Most people will encounter at least some difficult and worrisome situations in their lives. Learning to cope with stress in healthy ways may reduce the risk of stress-related disease. 

The following strategies are often effective in offsetting the harmful effects of stress:

  • Regular aerobic exercise

  • Deep breathing and other relaxation exercises

  • Meditation

  • Supportive social interactions

  • Reducing caffeine intake

  • Spending time in natural areas

  • Making creative works, such as art, writing, music, and dance

  • Mindful acceptance of emotions

Therapy may help relieve chronic stress

The stress management techniques above may work better when used alongside therapy from a trained mental health professional. Cognitive-behavioral therapy (CBT), for example, has been found effective for many stress-related disorders like anxiety and depression. Many people experiencing chronic stress have to balance many demands on their time, and online therapy can be helpful in this situation. When you’re able to engage in therapy remotely, it can be much easier to find the time to attend sessions. 

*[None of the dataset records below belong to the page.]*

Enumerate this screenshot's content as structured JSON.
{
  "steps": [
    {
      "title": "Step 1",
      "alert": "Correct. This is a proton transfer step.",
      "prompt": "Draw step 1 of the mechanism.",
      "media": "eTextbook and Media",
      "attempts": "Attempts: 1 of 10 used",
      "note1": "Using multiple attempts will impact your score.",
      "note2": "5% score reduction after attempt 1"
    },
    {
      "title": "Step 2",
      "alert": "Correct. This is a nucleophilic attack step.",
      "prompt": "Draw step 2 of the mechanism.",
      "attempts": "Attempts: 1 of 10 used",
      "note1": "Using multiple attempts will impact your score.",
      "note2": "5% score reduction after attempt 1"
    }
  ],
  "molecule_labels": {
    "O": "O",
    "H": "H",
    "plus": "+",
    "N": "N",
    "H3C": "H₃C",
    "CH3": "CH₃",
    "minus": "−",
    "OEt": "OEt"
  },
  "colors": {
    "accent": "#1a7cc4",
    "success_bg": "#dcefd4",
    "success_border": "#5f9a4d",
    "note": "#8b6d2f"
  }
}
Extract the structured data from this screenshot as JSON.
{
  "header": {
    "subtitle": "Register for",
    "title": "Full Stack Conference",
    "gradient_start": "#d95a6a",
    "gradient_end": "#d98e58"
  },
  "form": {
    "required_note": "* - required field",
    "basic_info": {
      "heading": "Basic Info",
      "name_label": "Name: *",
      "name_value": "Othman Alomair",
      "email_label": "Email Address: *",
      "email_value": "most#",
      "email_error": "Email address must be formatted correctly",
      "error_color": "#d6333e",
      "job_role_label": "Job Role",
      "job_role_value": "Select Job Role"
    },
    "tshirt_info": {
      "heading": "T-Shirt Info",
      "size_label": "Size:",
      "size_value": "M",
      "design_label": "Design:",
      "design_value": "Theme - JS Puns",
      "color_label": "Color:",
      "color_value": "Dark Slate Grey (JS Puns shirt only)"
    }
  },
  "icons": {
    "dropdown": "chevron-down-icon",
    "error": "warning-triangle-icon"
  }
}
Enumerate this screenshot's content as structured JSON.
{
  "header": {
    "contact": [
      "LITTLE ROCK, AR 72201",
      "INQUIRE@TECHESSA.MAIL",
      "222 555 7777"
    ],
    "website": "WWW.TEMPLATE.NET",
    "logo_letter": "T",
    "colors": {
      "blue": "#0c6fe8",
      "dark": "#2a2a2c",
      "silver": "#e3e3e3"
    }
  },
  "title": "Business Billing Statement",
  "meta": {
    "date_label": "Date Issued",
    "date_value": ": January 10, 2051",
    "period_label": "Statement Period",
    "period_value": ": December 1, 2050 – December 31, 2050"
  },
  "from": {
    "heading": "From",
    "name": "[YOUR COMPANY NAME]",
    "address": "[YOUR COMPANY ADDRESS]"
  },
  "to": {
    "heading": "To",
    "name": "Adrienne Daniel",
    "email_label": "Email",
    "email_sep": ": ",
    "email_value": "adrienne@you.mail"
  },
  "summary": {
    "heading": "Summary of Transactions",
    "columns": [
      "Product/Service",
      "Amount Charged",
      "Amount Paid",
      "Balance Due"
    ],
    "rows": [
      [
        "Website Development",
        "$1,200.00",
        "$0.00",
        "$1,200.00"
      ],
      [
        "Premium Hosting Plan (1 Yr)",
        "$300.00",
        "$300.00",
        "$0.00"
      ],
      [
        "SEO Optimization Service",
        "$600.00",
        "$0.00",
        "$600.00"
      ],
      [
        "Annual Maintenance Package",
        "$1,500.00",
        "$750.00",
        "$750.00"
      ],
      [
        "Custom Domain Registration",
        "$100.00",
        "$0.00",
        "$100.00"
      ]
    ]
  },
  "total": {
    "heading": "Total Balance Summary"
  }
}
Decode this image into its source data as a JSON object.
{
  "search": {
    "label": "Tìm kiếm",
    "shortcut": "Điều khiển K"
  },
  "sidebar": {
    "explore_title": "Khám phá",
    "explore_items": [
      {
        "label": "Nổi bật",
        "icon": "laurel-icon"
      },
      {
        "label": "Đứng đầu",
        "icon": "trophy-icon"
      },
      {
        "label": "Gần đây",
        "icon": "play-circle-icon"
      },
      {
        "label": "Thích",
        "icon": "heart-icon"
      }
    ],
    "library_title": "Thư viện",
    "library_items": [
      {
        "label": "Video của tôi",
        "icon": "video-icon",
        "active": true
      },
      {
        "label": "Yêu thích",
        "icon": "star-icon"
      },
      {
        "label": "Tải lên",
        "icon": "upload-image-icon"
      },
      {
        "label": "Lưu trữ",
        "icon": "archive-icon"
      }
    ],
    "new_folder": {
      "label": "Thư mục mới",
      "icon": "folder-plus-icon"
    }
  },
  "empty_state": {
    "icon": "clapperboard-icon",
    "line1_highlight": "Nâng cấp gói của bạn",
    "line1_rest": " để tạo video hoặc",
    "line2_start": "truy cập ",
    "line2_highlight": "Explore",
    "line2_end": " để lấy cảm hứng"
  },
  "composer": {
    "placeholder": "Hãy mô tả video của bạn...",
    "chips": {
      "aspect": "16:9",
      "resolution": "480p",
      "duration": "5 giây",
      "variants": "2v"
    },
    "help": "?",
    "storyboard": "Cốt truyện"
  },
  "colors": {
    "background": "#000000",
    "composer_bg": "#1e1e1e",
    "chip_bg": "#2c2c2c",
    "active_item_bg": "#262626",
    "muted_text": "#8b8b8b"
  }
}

Many large-scale trials and meta-analyses show that therapy delivered over the Internet can be highly effective. A 2012 paper examined treatment outcomes for 1500 patients and concluded that online CBT led to significant improvements in conditions like depression, panic disorder, and post-traumatic stress. These results are consistent with the many clinical trials showing the efficacy of internet-based CBT.

Takeaway

Persistent stress may lead to or worsen a wide variety of poor health effects. Extended periods of stress may result in mental illnesses like major depressive disorder, along with physical ailments like diabetes, heart disease, and immune system dysfunction. Managing stress effectively through healthy lifestyle habits and therapy may lead to significantly better health outcomes.